Cette incapacité du chef du gouvernement à faire usage de tous ses pouvoirs, et notamment de l’article 47 de la Constitution, s’est cristallisée à l’occasion de l’affaire du ministre de la Jeunesse et des Sports au lendemain du scandale planétaire du Mondialito. Alors que l’opinion publique n’en finissait pas de proclamer sur tous les tons et à tous les modes son indignation, Abdelilah Benkirane a fait montre d’un incroyable déni de la réalité lors du dernier Conseil de gouvernement. « Ce qui s’est passé n’est pas grave. C’est juste une affaire embarrassante. Une pelouse qui a coûté 22 milliards inondée, cela peut arriver à tout le monde. Le gouvernement a son bilan. Il a ses réalisations. Rien ne doit nous détourner de cela », dira-t-il en substance à ses ministres. « Pas un mot sur les responsabilités. Pas un mot sur le principe de la reddition des comptes. On était tout simplement dans la troisième dimension. On avait l’impression que le chef du gouvernement avait tourné la page de cette affaire qui a fait le tour du monde en donnant une bien triste image de notre pays», confie un ministre encore surpris par autant de sollicitude en direction d’un ministre au moins responsable politiquement d’un Mondialito qui a tourné au mauvais vaudeville.
La majorité plutôt que
la bonne gouvernance
En tenant un tel discours, et c’est le plus grave, Benkirane a surtout soutenu un ministre appartenant à sa majorité. A-t-il sacrifié les intérêts du pays en ce qui concerne notamment la bonne gouvernance sur l’autel de la coalition gouvernementale qui lui est visiblement plus chère? A-t-il cédé aux pressions du Mouvement populaire et aux menaces de la dame de fer des Harakis qui se trouve être la belle-mère du ministre de la Jeunesse et des Sports? A l’évidence, Benkirane n’a revêtu pour la circonstance que ses habits de chef de la majorité. «Même le fait qu’Ouzzine soit juge et partie dans le cadre d’une enquête ouverte sur ce scandale ne l’a pas gêné. On aurait tellement voulu qu’il soit plus strict au niveau des principes et des procédures, lui qui est à la tête d’un gouvernement qui se vend comme le porte-voix de la transparence», commente ce ténor de l’opposition avant de pointer «les occasions ratées d’un Exécutif qui se fait, à chaque fois, sonner la fin de la récré par le chef de l’Etat».

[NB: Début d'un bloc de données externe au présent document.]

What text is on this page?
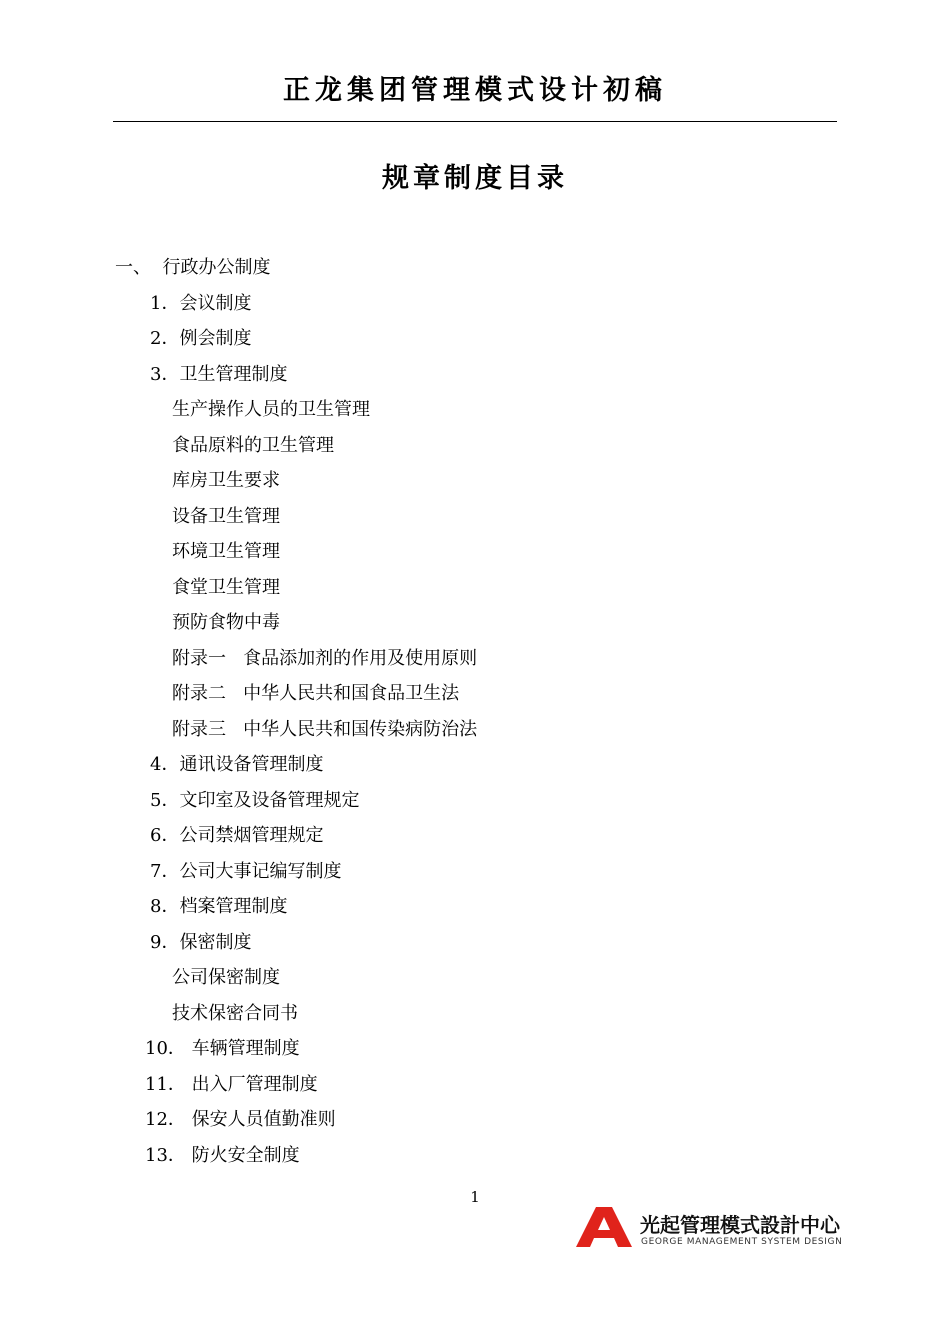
正龙集团管理模式设计初稿
规章制度目录
一、  行政办公制度
1．会议制度
2．例会制度
3．卫生管理制度
生产操作人员的卫生管理
食品原料的卫生管理
库房卫生要求
设备卫生管理
环境卫生管理
食堂卫生管理
预防食物中毒
附录一   食品添加剂的作用及使用原则
附录二   中华人民共和国食品卫生法
附录三   中华人民共和国传染病防治法
4．通讯设备管理制度
5．文印室及设备管理规定
6．公司禁烟管理规定
7．公司大事记编写制度
8．档案管理制度
9．保密制度
公司保密制度
技术保密合同书
10． 车辆管理制度
11． 出入厂管理制度
12． 保安人员值勤准则
13． 防火安全制度
1
光起管理模式設計中心
GEORGE MANAGEMENT SYSTEM DESIGN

Et vendredi 19 décembre, l’agence Maghreb arabe presse donne l’information en tout début d’après-midi. Le Roi a ordonné au chef du gouvernement de suspendre le ministre de la Jeunesse et des Sports de toutes ses activités ministérielles liées à la Coupe du monde des clubs champions et à qui il a été fermement demandé de ne pas assister à la finale qui a eu lieu samedi à Marrakech sous la présidence du Prince Héritier. Le chef de l’Etat a enfin appelé à l’ouverture d’une enquête approfondie pour déterminer les responsabilités dans les dysfonctionnements qui ont conduit à un tel scandale. Ce qui signifie en clair que l’enquête diligentée par le ministère de la Jeunesse et des Sports n’a rien de légitime.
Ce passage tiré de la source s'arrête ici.